How loan installments “freeze”.

They had joined the reward program all holders of variable rate mortgages (regardless of whether they were already on the Vulnerable Households Rate Subsidy scheme) who:

  • disbursed their loan by 12/31/2022 and
  • the loan did not show past due debts

For the implementation of the program, the reference interest rate in force on 03/31/2023 was adopted, reduced by 0.2%, which resulted in those who joined the program not being affected by the successive interest rate increases of the European Central Bank, which and emerged during this time.

In this way, holders of floating rate loans for the period from March ’23 enjoyed the “perks” of the fixed rate.

In the “bucket” of “inflated” interest rates are installments

However, from July 2022 those who have loans with a floating interest rate will experience a “black” two years. To cover the consecutive ones adjustments to the euro’s key interest rate – which have managed to remain consistent throughout this period – have had to drop several tens of thousands of euros in the “bucket”as after 20 months they found themselves owing … more.

Something that is more than evident even in loans linked to Euro interest rates which were previously set in “fixed” installments.

Characteristic, eis the example of a mortgage loan of 250,000 euroswhich was obtained in 2007 with an interest rate linked to that of the ECB and the Bank’s profit margin of just 0.80%.

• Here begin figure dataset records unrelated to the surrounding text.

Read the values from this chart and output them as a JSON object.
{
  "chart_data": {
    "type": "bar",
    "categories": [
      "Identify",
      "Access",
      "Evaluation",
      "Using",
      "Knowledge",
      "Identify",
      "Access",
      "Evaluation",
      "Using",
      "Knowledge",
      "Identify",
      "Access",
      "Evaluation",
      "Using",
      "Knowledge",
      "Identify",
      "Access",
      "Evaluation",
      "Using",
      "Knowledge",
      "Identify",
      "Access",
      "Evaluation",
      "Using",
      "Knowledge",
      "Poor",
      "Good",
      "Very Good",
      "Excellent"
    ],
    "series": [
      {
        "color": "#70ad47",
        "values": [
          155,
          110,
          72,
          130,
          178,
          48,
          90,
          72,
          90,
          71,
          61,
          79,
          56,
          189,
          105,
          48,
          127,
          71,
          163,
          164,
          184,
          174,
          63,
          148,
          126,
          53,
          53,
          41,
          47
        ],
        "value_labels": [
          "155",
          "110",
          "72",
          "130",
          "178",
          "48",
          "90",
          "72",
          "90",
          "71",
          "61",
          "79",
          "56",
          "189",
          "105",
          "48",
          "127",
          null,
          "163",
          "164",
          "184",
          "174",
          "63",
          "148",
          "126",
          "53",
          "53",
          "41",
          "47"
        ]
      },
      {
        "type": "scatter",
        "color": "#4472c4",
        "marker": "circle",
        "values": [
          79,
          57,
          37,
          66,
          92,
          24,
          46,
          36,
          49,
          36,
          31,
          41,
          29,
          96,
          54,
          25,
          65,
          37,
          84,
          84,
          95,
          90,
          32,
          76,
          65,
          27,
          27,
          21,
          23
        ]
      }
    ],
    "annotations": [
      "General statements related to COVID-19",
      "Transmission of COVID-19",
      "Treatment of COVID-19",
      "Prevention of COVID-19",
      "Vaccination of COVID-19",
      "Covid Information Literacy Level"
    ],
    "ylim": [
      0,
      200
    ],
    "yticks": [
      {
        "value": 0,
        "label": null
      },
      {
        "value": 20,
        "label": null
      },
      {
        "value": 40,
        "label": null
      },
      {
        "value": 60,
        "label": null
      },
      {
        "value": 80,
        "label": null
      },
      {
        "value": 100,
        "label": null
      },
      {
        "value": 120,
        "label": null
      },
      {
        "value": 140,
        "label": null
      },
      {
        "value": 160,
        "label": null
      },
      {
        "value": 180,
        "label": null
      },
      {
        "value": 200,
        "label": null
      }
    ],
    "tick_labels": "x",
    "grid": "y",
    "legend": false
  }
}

The borrower in the period of rising interest rates by Jean-Claude Trichet was forced regulate it and limit the dose.

So, to cooperation with his bank turned ite to “fixed” with an agreement to readjust it every 3 years and with the interest rate remaining variable.

The balance of the loan, with its holder being consistent in paying the installments, was formed in June 2022 in the amount of 187,393 euros.

THE borrower during that period he had managed to pay an installment that half covered the interest, with the remaining amount “gnawing away” at the capital.

That’s when the increases began interest rates from Christine Lagarde.

The dose, which paid by said borrower and which was set at 513 euros, from December 2022 onwards it went entirely to cover the increased interest… Thus, for almost 15 months he pays only interest. In particular, he has paid 7,695 euros, money that was given to pay the “broken” ones of the ECB. But it still wasn’t enough. Because the amount of the tranche was not sufficient to cover the entire increases resulting from the decisions of the Central Bank, what was “excess” went back to the capital.

So, the balance of his loan from 187,393 euros increased to 188,389. In other words, although he consistently paid his installments, he nevertheless “inflated” the capital owed to the Bank by almost 1,000 euros.

Since So for 22 months he normally pays the installments of the loan however, he finds himself owing more to the Bank.

Of course this also happens in smaller loan amountsas well as much larger ones, since they are linked to Euro-interest rates.